David Goulden, CEO of information infrastructure at EMC, believes there are three requirements for every modern business: agility, efficiency and speed.

According to EMC, the response of IT should be to modernise.

He says the modern datacentre is based on four key architecture pillars: flash, cloud-enabled, scale out, and software-defined everything.

Underpinning this is strong protection and trust, and that means backup recovery, business continuity and built-in security.

"Today, as an industry, we spend almost $3 trillion on traditional IT systems. Imagine what we could do if we reduce that by ten percent? Or 20 percent? It would save hundreds of millions of dollars and we would become more agile and more flexible," he says. "The technology for this modernisation is here. These savings would also give us critical funding dollars to fuel the move from the IT systems connected to the internet era to the Internet of Things era."

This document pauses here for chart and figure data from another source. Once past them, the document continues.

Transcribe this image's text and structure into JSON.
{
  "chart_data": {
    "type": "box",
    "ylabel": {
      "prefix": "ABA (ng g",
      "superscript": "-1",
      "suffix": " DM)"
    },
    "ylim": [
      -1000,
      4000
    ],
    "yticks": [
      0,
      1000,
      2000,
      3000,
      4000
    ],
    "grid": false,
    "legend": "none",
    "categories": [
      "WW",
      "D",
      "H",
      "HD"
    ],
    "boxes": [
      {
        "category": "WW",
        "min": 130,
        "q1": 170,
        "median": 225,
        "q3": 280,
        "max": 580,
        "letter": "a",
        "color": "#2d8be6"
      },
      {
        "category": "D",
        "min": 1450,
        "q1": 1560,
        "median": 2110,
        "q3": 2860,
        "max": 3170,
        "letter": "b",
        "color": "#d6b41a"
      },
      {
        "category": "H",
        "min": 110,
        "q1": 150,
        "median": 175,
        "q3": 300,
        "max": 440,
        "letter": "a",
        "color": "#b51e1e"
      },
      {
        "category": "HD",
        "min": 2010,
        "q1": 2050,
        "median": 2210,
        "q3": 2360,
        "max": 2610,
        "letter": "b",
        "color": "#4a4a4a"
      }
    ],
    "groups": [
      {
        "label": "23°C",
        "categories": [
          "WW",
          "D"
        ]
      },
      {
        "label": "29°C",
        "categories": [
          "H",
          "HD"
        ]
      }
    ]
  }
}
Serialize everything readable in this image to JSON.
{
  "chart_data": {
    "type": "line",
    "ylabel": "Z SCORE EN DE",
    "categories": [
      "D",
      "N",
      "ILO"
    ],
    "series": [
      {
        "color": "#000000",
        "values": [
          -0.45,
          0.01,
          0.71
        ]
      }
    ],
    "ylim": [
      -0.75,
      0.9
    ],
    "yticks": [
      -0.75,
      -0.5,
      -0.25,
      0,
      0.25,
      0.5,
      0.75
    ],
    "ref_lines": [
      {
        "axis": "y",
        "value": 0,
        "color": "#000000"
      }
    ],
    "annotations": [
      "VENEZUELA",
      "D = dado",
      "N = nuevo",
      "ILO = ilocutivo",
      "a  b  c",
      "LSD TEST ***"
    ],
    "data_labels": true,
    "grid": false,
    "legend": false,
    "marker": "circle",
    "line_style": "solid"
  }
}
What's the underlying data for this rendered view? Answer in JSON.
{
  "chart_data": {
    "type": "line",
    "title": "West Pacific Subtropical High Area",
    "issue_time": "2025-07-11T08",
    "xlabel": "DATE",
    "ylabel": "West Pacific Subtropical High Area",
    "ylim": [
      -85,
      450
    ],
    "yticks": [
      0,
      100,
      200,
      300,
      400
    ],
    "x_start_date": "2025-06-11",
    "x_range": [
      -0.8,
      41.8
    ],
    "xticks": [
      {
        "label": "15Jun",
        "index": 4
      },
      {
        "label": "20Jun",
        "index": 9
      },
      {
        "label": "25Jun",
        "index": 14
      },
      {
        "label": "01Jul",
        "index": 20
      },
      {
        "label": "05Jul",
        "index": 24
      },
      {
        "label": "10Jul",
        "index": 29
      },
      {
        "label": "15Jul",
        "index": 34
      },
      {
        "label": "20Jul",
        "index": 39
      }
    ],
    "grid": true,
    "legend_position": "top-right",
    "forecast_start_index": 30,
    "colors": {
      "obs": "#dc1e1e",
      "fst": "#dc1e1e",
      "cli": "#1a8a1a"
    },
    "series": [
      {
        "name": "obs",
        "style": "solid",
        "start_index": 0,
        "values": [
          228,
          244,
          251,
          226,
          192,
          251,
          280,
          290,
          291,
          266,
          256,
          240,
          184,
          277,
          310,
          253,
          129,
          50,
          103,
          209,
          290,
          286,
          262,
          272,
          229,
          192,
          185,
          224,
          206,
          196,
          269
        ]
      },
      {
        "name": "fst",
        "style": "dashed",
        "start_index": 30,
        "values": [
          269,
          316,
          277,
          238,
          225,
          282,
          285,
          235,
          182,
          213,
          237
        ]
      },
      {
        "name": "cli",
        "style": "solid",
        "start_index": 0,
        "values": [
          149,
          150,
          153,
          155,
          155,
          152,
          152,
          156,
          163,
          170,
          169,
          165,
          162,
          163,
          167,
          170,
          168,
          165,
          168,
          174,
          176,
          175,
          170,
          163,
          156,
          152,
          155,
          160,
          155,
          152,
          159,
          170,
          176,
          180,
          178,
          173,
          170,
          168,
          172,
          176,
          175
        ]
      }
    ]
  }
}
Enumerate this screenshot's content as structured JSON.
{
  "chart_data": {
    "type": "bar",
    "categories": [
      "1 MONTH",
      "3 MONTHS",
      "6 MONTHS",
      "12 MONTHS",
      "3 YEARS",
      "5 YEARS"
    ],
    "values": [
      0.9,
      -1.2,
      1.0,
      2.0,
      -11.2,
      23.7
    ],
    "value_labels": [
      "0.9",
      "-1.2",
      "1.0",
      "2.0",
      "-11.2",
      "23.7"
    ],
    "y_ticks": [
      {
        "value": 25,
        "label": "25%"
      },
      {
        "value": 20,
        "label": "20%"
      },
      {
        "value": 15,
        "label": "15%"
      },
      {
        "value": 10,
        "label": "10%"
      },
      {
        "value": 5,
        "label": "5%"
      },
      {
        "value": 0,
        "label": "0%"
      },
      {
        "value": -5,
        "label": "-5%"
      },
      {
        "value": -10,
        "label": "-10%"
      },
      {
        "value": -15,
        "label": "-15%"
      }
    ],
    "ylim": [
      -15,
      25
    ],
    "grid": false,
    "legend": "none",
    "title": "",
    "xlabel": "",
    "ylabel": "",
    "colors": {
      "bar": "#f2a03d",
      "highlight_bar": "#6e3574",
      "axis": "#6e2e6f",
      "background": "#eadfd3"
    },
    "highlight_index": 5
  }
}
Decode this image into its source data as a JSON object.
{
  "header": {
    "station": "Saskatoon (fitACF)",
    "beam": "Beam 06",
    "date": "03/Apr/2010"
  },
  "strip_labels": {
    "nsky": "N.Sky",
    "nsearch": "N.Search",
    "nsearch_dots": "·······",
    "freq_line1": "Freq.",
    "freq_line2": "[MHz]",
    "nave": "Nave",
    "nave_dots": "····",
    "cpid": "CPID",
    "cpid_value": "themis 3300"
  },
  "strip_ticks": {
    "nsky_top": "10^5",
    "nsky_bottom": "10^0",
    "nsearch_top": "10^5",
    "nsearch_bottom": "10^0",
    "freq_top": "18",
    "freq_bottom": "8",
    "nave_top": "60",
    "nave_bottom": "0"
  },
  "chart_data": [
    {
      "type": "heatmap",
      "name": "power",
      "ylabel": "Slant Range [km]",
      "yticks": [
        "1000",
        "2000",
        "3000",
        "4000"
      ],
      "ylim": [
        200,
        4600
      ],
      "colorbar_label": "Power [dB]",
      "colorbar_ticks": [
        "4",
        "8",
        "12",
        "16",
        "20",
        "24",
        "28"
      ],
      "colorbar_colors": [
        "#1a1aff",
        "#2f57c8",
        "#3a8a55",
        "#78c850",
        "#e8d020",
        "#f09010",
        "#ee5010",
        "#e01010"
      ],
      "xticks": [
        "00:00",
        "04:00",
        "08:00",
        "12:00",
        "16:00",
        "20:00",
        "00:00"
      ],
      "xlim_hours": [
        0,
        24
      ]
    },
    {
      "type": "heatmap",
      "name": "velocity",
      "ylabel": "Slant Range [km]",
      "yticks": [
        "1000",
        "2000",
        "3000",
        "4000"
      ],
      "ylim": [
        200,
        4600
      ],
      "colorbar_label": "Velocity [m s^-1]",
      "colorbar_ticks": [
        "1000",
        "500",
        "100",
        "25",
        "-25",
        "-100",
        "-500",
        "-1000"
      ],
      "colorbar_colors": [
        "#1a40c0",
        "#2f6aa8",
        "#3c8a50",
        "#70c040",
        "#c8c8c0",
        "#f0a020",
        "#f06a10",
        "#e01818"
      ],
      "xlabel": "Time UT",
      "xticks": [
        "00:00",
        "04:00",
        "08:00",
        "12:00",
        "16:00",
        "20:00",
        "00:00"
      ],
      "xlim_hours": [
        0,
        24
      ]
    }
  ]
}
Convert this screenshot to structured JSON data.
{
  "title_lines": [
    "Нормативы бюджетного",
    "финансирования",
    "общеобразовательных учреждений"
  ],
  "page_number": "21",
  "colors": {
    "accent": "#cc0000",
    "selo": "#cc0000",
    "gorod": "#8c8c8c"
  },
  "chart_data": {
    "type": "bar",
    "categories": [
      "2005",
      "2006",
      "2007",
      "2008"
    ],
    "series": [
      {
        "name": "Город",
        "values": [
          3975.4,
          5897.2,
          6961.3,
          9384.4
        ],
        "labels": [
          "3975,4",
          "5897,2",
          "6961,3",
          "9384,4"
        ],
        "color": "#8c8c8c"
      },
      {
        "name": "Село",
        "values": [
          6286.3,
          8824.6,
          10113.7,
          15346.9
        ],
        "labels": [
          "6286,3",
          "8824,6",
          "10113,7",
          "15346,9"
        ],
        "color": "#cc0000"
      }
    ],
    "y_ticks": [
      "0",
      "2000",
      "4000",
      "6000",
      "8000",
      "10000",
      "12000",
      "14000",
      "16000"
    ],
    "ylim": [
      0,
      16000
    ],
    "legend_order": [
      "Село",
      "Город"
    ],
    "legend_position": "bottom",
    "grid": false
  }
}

So how does a business approach this modernisation?

Goulden says most businesses have a wide variety of workloads. While some are existing systems of records, such as ERP systems, others are new systems of engagement, such as digital apps, like Uber. Or they could be smart devices, like Tesla or Fitbit, all of which participate in the Internet of Things.

"We call these new applications cloud-native applications. And for both traditional and cloud-native apps, some of these have high-performance intensity and others are capacity-intensive. The architecture of these two types of applications is fundamentally different, and therefore what they need from the underlying architecture is different as well. In the cloud-native world, the data sets can be a hundred times or even a thousand times bigger than in the traditional application world."